'Öyle bir zaman gelir ki...'
Öyle bir zaman gelir ki, bir kahvenin köşesinde yapayalnız otururken, geçmişin külleri arasında unutulup gitmeye yüz tutmuş anılarınız, bir film şeridi gibi gözlerinizin önünden gelip geçerken eski bir şarkıyı dinler gibi hüzünlenirsiniz.
Ve yine öyle bir zaman gelir ki, sonbahar rüzgârları önünde savrulup giden zamana kırılırsınız; acelesi varmış gibi bir daha geri gelmeyecek, bir daha hiç yaşanmayacak yıllarınızı alıp götürdüğü için.
1980 ihtilalinden önce İzmir’in büyük bir ilçesinde bir dönem belediye başkanlığı yapan, Şemikler’in toprak yollu ve çivit badanalı kerpiç evlerinin duvar diplerine gazoz kapağı ve misket oynayarak büyüdüğüm çocukluk arkadaşımla, yağmurlu bir akşamüstü elinde şemsiyesiyle otobüs durağında karşılaşmıştık.
Birkaç dakika sonra durağa yanaşan belediye otobüsüne 65 yaş ücretsiz biniş kartını göstererek binmişti.
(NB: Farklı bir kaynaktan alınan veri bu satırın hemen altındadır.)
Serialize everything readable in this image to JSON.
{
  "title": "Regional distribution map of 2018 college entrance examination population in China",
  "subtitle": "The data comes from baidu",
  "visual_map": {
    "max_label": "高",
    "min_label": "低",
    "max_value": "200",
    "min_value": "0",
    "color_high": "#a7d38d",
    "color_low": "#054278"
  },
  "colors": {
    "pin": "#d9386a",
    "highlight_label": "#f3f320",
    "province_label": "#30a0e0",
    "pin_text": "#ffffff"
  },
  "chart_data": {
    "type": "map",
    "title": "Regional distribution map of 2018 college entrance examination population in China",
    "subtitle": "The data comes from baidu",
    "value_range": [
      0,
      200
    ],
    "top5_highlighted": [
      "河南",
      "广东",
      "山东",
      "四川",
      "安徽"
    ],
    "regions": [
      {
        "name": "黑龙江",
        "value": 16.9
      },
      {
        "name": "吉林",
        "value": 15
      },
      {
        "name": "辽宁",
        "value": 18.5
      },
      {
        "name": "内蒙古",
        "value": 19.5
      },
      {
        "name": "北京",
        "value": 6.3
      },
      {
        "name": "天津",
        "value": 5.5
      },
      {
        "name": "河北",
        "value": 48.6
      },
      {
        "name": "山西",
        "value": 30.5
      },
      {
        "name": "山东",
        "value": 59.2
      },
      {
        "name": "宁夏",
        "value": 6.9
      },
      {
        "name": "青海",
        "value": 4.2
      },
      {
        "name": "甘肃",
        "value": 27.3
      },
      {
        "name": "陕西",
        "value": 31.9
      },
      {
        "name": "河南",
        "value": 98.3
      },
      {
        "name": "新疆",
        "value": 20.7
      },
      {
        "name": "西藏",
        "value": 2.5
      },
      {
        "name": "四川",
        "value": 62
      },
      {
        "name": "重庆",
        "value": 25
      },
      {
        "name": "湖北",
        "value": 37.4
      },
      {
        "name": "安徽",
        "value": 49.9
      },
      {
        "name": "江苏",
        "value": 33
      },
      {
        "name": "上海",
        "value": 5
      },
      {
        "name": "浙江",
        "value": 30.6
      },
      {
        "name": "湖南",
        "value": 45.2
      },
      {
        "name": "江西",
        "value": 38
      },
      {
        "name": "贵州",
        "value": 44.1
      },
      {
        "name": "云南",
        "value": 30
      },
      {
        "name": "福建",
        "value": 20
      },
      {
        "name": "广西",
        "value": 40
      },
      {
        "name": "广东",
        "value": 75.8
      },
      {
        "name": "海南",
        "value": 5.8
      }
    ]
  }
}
O an, Belediye Başkanı olduğu yıllarda forslu lüks makam arabasıyla kent sokaklarında dolaştığı günler gözlerimin önünden bir film şeridi gibi gelip geçmişti.
Kartını tekrar cebine koyarken, onun için duygulandığımı fark edince kulağıma doğru hafifçe eğilip, “ Üzülme geçmiş günler artık geçmişte kaldı.” Diye fısıldayarak beni teselli etmek istemişti. Nerden bilecektim, meğer o gün onu son görüşüm olmuştu. Birkaç ay sonra aniden yaşama veda edip gitmişti.
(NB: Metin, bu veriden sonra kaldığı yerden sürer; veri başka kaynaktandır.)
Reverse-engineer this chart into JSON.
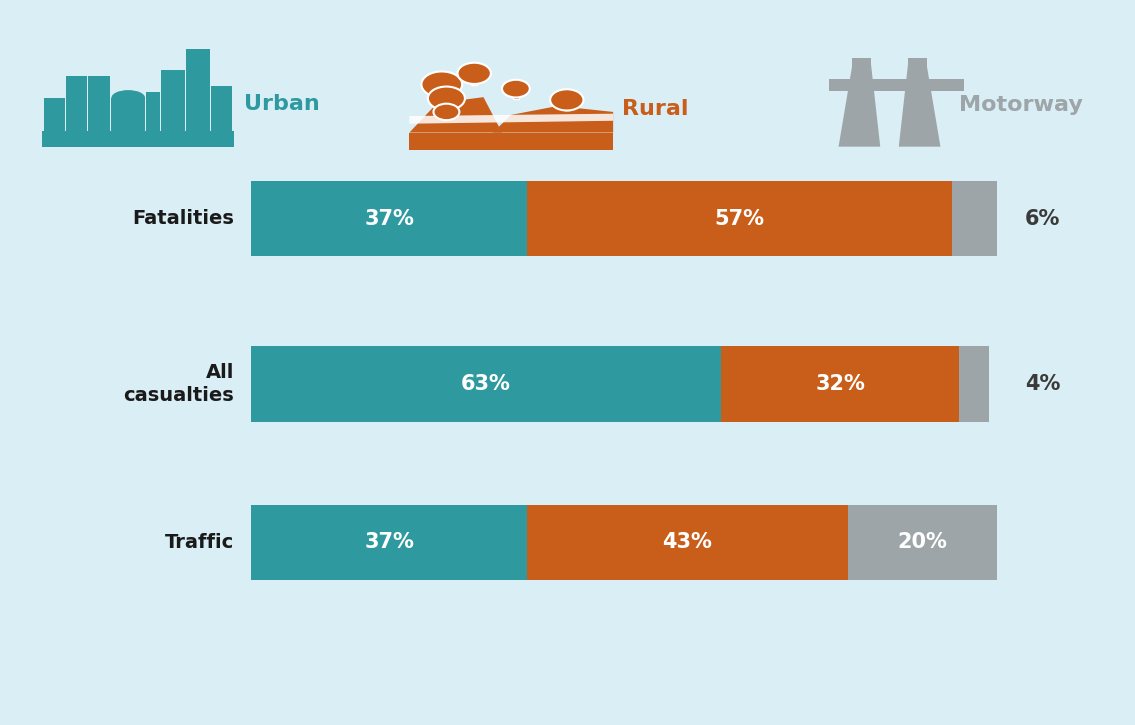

Belediye Başkanı iken karşısında ceketinin düğmesini ilikleyerek saygı gösterisi yapanların, evet efendimci tavırlarıyla önünde eğilip bükülenlerin çoğu, 1980 darbesinde, bütün Belediye Başkanları gibi görevinden alındıktan sonra kendisini hiç arayıp sormamıştı.
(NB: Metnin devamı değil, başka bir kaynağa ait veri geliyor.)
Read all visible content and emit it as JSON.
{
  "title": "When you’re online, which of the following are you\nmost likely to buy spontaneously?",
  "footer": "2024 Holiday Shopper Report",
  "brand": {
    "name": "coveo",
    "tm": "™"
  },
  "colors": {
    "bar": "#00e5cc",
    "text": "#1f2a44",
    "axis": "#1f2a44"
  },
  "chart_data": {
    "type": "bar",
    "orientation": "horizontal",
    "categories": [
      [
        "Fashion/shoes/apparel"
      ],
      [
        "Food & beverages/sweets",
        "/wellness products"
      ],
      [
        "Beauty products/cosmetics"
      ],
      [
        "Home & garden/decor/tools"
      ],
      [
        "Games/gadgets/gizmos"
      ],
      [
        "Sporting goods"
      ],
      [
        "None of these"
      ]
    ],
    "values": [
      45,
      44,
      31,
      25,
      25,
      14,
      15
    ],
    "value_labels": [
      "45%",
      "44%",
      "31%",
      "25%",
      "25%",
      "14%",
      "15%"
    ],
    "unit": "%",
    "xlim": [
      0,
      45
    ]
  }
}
Herhangi bir yerde karşılaştıklarıyla kısa bir süre olsa ayaküstü selamlaşmayı görüşmeyi çok istediği halde onu görmemezlikten gelenlere, karşılaşmamak için yolunu değiştirenlere ve böylesine küçücük bir vefayı kendisine çok görenlere üzülürdü.
Sözün özü:
Hatırlanmak ve aranıp sorulmak, bir insan için yaşamının en büyük ödülüdür.